GMG says its graphene aluminium-ion battery has doubled energy density in April update

Graphene Manufacturing Group said on April 15, 2026, that its graphene aluminium-ion battery cells doubled their energy density to 49 Wh/kg from 26 Wh/kg in December 2025, a step the company says moves the program closer to customer testing and eventual small-scale production. The update centers on the latest performance of GMG’s G+A CELLS, a graphene aluminium-ion chemistry being developed with the University of Queensland, Rio Tinto and the Battery Innovation Center of Indiana.

Energy density rises while six-minute charging holds

GMG said the cells maintained performance over hundreds of cycles at a six-minute charge rate and reached 101 Wh/kg when charged over 60 minutes. The company said the latest results also lifted nominal voltage to about 3.2 volts, compared with 3.0 volts in its prior update.

The company is targeting heavy mobile equipment as its first major use case, and says the battery now meets much of the specification it has been working toward: under-six-minute charging, more than 100 Wh/kg after one hour of charging and a lithium-free design.

Commercialization is still early, but the roadmap is clearer

Despite the gains, GMG said the battery remains at technology readiness level 4, meaning it is still in development rather than market release. The next steps include cycle-life testing to 10,000 cycles, temperature testing, safety validation and work on whether the pack can operate without a thermal management system.

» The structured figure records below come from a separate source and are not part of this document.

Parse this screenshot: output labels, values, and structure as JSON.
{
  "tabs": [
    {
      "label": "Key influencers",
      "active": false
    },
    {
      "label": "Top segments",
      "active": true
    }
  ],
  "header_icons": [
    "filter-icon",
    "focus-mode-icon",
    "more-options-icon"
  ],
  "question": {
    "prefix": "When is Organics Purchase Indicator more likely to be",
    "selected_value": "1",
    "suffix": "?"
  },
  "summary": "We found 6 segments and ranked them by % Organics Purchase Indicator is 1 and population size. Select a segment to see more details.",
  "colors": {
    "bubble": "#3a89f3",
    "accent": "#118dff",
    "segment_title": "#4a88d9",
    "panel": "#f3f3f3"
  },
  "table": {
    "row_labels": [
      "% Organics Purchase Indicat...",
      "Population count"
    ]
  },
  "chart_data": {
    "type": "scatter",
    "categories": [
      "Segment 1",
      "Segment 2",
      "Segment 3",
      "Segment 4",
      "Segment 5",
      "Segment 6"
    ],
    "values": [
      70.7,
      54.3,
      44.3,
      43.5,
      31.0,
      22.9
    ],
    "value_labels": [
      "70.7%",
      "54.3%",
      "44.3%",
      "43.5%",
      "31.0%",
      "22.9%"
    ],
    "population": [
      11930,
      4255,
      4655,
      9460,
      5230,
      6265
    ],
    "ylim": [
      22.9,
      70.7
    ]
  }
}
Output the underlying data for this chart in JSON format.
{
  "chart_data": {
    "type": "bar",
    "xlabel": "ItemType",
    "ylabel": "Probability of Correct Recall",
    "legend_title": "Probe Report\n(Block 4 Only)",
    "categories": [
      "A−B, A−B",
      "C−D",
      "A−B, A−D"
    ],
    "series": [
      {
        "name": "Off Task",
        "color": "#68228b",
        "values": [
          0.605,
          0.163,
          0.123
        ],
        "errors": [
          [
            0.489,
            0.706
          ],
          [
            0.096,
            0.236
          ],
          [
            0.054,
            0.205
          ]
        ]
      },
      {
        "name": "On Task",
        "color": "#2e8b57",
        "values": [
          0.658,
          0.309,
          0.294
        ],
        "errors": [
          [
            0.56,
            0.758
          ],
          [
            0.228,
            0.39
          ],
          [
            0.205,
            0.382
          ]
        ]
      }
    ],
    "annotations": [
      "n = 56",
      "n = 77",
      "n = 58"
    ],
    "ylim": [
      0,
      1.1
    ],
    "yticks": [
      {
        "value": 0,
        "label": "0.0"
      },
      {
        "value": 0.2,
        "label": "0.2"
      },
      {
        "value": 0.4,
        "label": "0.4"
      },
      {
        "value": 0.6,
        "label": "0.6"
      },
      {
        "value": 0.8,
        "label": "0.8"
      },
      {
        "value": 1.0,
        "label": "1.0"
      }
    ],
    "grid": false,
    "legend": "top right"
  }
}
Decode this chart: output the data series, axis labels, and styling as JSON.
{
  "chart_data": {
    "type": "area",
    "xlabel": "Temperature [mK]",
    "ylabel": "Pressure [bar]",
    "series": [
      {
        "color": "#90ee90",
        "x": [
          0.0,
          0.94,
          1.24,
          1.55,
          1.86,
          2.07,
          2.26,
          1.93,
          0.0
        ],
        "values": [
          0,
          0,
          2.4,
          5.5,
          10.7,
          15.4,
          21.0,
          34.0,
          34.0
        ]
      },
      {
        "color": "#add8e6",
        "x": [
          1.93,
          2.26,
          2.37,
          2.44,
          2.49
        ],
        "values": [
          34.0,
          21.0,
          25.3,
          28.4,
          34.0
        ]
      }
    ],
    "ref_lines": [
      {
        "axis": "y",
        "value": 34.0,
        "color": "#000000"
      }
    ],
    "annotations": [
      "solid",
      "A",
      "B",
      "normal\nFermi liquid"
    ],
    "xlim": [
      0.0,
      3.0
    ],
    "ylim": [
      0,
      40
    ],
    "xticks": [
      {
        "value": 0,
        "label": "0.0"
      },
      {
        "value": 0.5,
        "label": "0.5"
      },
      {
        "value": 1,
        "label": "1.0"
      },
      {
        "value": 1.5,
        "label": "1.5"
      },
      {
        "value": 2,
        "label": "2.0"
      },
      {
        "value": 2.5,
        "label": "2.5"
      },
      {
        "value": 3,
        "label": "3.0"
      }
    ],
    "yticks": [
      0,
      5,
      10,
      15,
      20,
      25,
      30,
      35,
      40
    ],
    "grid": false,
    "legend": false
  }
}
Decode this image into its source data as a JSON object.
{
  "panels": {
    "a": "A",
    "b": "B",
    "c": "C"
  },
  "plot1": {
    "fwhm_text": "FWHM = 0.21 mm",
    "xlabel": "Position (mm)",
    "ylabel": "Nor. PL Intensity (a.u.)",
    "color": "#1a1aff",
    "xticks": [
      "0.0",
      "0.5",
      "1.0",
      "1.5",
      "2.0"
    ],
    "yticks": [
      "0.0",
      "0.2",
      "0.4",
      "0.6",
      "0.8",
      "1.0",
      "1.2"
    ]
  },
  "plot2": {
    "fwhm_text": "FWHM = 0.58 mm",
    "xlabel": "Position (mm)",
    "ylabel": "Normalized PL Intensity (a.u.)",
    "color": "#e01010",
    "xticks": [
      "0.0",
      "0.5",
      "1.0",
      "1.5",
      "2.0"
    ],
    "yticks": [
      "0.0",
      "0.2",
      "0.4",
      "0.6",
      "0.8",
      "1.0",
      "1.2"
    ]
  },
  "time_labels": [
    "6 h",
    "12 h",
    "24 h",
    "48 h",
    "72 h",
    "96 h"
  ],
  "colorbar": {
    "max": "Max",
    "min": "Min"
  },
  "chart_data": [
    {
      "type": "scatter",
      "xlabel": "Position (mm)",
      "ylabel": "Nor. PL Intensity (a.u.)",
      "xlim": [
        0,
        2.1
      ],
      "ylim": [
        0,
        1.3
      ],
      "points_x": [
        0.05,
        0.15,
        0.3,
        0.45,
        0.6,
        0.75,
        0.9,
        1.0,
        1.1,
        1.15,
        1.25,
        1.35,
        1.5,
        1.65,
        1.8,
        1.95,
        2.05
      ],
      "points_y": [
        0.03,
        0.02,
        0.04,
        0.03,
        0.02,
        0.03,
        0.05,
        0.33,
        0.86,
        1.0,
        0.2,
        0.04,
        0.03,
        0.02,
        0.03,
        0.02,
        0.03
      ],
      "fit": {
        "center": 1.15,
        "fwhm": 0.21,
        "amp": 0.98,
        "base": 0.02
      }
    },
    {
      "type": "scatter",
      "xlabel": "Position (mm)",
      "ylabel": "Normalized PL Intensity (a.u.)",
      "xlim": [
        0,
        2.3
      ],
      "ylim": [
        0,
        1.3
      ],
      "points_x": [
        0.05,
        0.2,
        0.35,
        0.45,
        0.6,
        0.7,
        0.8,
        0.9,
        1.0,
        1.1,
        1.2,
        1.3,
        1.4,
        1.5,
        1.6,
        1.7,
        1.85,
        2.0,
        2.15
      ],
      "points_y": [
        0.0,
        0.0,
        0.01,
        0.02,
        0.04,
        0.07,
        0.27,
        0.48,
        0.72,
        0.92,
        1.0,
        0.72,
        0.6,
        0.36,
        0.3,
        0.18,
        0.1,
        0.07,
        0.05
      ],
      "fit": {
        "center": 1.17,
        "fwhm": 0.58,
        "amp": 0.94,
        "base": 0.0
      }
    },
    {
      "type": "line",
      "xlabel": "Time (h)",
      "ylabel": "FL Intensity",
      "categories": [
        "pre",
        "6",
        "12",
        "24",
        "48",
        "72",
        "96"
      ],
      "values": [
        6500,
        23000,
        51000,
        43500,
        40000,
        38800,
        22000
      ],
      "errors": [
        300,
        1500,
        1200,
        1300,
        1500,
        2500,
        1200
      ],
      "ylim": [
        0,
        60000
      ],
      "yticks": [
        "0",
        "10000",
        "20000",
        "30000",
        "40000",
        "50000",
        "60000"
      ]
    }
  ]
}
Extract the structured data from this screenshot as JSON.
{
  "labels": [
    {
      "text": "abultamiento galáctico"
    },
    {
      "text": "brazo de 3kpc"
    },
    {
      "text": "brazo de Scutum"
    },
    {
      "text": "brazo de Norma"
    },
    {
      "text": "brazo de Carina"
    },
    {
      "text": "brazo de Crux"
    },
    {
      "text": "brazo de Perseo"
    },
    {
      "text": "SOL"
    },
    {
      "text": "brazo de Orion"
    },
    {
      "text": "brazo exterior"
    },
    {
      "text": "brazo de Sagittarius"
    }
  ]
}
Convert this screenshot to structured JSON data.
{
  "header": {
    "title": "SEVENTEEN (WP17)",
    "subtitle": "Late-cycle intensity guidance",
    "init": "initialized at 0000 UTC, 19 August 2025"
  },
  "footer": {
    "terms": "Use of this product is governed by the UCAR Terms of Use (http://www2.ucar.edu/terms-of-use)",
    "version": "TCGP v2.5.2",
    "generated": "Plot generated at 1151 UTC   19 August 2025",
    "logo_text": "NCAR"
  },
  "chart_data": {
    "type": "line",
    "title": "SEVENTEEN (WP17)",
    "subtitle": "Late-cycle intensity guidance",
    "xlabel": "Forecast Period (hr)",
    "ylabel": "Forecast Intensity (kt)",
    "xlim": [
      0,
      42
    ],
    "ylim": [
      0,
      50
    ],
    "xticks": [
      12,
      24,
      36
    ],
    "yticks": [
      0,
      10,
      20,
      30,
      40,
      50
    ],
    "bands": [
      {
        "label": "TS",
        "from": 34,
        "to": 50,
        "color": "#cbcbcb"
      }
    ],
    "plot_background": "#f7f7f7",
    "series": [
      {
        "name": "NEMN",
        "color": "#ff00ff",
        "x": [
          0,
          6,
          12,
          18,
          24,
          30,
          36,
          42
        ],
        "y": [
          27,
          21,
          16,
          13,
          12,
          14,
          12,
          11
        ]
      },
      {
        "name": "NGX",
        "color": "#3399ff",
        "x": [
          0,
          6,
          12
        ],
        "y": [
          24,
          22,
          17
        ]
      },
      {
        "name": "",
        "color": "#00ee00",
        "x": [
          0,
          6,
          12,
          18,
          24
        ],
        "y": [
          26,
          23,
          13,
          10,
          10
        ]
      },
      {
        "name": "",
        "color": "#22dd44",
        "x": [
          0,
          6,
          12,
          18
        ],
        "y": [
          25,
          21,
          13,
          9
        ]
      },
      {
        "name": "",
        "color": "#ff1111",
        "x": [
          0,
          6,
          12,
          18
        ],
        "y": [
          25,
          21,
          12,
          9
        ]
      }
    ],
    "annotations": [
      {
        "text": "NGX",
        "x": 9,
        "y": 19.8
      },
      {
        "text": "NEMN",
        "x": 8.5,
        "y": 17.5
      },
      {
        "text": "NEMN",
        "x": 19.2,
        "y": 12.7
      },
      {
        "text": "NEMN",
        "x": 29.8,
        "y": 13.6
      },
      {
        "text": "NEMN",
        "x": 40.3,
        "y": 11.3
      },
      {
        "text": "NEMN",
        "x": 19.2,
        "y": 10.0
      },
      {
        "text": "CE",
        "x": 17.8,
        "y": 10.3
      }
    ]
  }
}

GMG said it expects to test cells with customers in 2026 and move to small commercial production in 2027 with partner support. The company also said it has filed an additional patent application covering the latest electrolyte and electrode work.

Why the material change matters

GMG says the cells use a new chloride-free, non-corrosive hybrid electrolyte and aluminium foil on both cathode and anode substrates, which it says reduces cost and weight versus copper-based designs used in many lithium and sodium-ion batteries. The company says those design choices could help it compete against lithium titanate oxide batteries, a niche but established chemistry valued for fast charging and long cycle life.

For now, the significance is less about an immediate product launch than about a more credible bridge from laboratory performance to manufacturing planning. If GMG can preserve the fast-charge behavior while lifting energy density further, the chemistry could become more relevant for fleets, industrial equipment and other applications where downtime is expensive.